Now part of Thermo Fisher Scientific, Ion Torrent offers four sequencing systems: the Ion PGM™, Ion Proton™, Ion S5™ and Ion S5 XL. Each system can produce a range of outputs per run, depending upon the consumable (“chip”) used. But in general, the PGM can produce up to 5 million reads, averaging 200 bases (2 Gb); the Proton can produce up to 80 million reads (10 Gb); and the S5 lies in the middle (from 5 million reads, totaling 0.6 Gb, to 80 million reads, totaling 15 Gb).

Oxford Nanopore Technologies

Oxford Nanopore’s sequencers are based on “nanopore sequencing.” Individual DNA molecules are fed through nanometer-sized holes (or pores) via the action of a molecular motor.

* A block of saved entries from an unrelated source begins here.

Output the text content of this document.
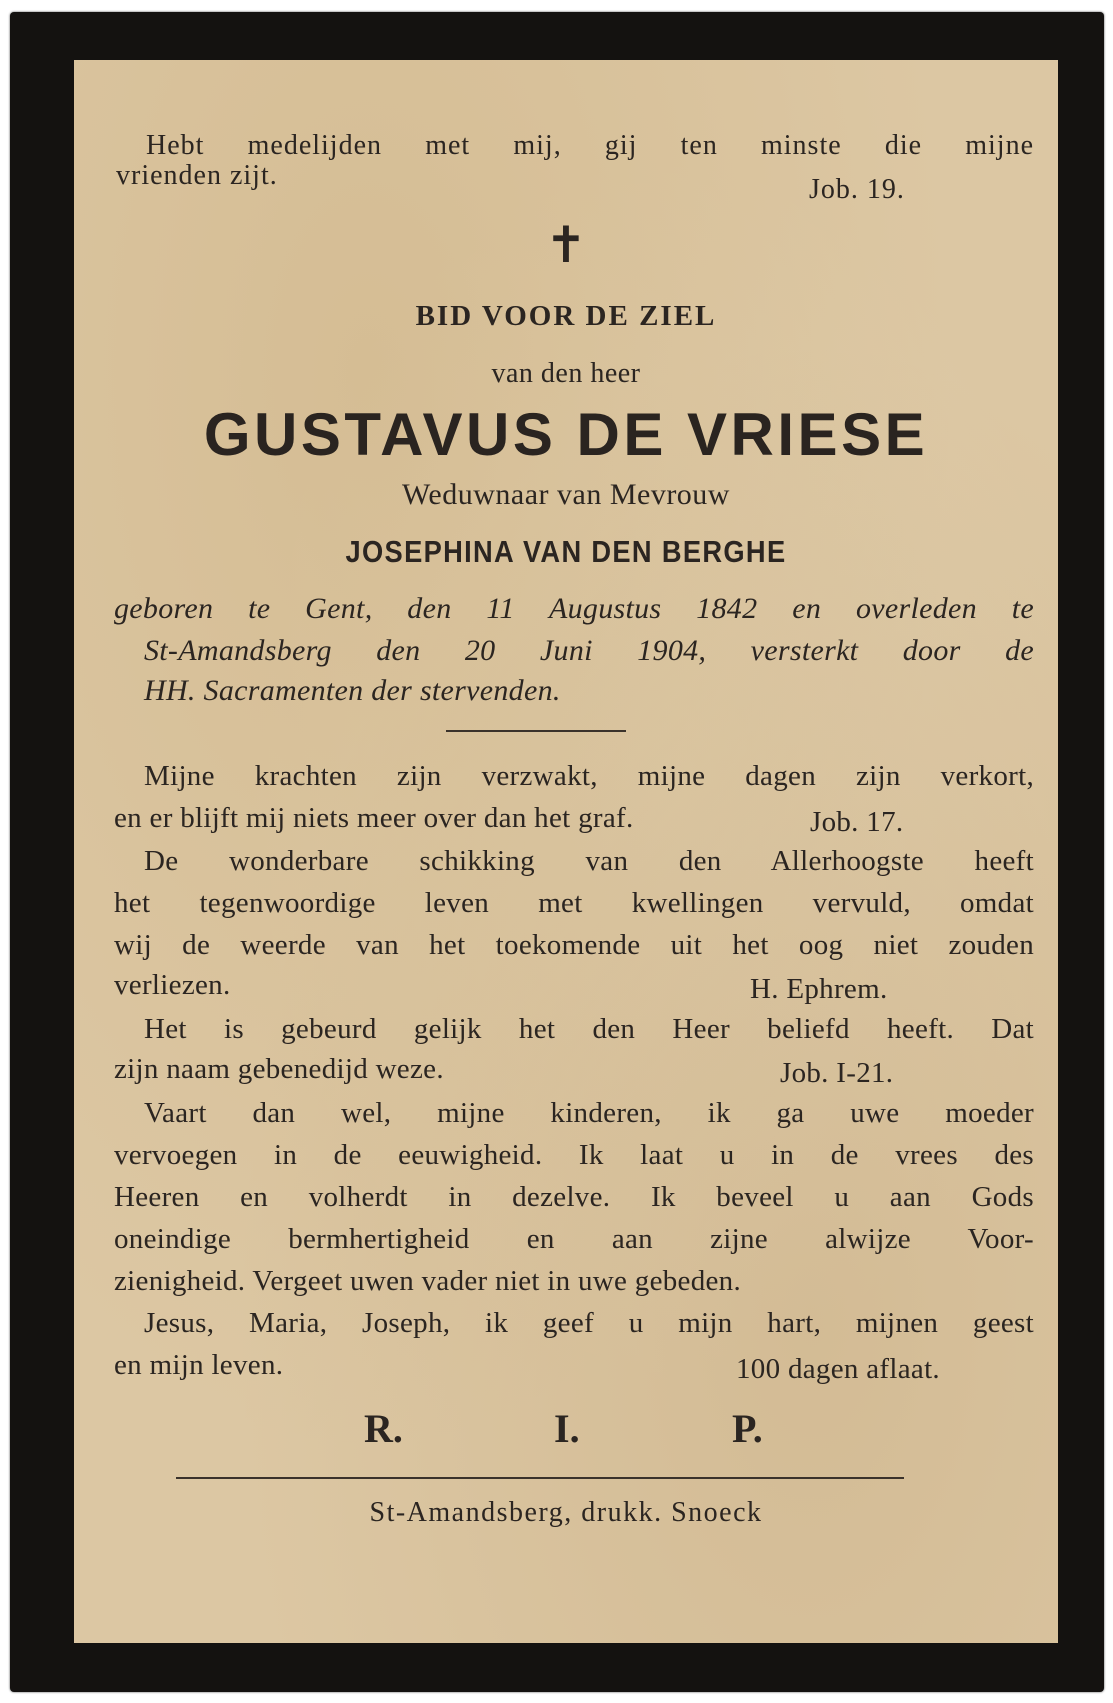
Hebt medelijden met mij, gij ten minste die mijne

vrienden zijt.	Job. 19.

✝
BID VOOR DE ZIEL

van den heer

GUSTAVUS DE VRIESE

Weduwnaar van Mevrouw

JOSEPHINA VAN DEN BERGHE

geboren te Gent, den 11 Augustus 1842 en overleden te

St-Amandsberg den 20 Juni 1904, versterkt door de

HH. Sacramenten der stervenden.

Mijne krachten zijn verzwakt, mijne dagen zijn verkort,

en er blijft mij niets meer over dan het graf.	Job. 17.

De wonderbare schikking van den Allerhoogste heeft

het tegenwoordige leven met kwellingen vervuld, omdat

wij de weerde van het toekomende uit het oog niet zouden

verliezen.	H. Ephrem.

Het is gebeurd gelijk het den Heer beliefd heeft. Dat

zijn naam gebenedijd weze.	Job. I-21.

Vaart dan wel, mijne kinderen, ik ga uwe moeder

vervoegen in de eeuwigheid. Ik laat u in de vrees des

Heeren en volherdt in dezelve. Ik beveel u aan Gods

oneindige bermhertigheid en aan zijne alwijze Voor-

zienigheid. Vergeet uwen vader niet in uwe gebeden.

Jesus, Maria, Joseph, ik geef u mijn hart, mijnen geest

en mijn leven.	100 dagen aflaat.

R.	I.	P.

St-Amandsberg, drukk. Snoeck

As each base occludes the hole, it produces a characteristic disruption in the current flow across it, generating an electrical signal that corresponds to the sequence.

As with PacBio’s instruments, the technology can produce exceptionally long reads, though length is a function of sample preparation. In a 2015 study, the authors generated reads as long as 230,000 bases, though most averaged about 10 kb, with a median of 60,000 reads per run [4]. The technology also can be used to sequence RNA directly—including detecting modified bases—without a cDNA-synthesis step [10].

Oxford Nanopore has developed two systems, the USB key-sized MinION, with a single flow cell, and the higher-throughput, 48-cell PromethION (currently available only through an early-access program). In July of this year, the National Aeronautics and Space Administration (NASA) sent a MinION sequencer to the International Space Station, where it will be used to monitor the quality of drinking water and identify microbes. A newer, smartphone-coupled design called the SmidgION was announced earlier this year and is currently in development.

Pacific Biosciences

Pacific Biosciences’ Single Molecule Real Time (SMRT) sequencing strategy immobilizes individual DNA polymerases at the bottom of attoliter-scale wells, called zero-mode waveguides (ZMWs). Each polymerase copies a single DNA template molecule using a set of fluorescently tagged nucleotide building blocks, with each base labeled a different color. By illuminating only the bottom of the well, the system can read the sequence of the new DNA strand based on the pattern of fluorescent signals that it produces in real time. Certain epigenetic variants, such as methylated bases, can be directly detected during the process based on the kinetics of nucleotide incorporation, as opposed to requiring chemical treatment (e.g., with bisulfite).

PacBio offers two sequencing systems, the PacBio RS II and the newly released PacBio Sequel, which is smaller, less expensive and higher-throughput than its predecessor. Reads on both systems average 10,000 bases, though some can be as long as 40 to 50 kb. The RS II generates some 55,000 reads, and the Sequel produces about six times more. Run times range from 30 minutes to six hours. Thus, where Illumina generates large numbers of short reads, PacBio generates lower numbers of very long reads. And, with “little to no GC bias,” according to chief scientific officer Jonas Korlach, the technology can be used to read traditionally problematic sequences, permitting such applications as microbial genome and epigenome sequencing, de novo genome assembly and full-length 16S metagenome sequencing.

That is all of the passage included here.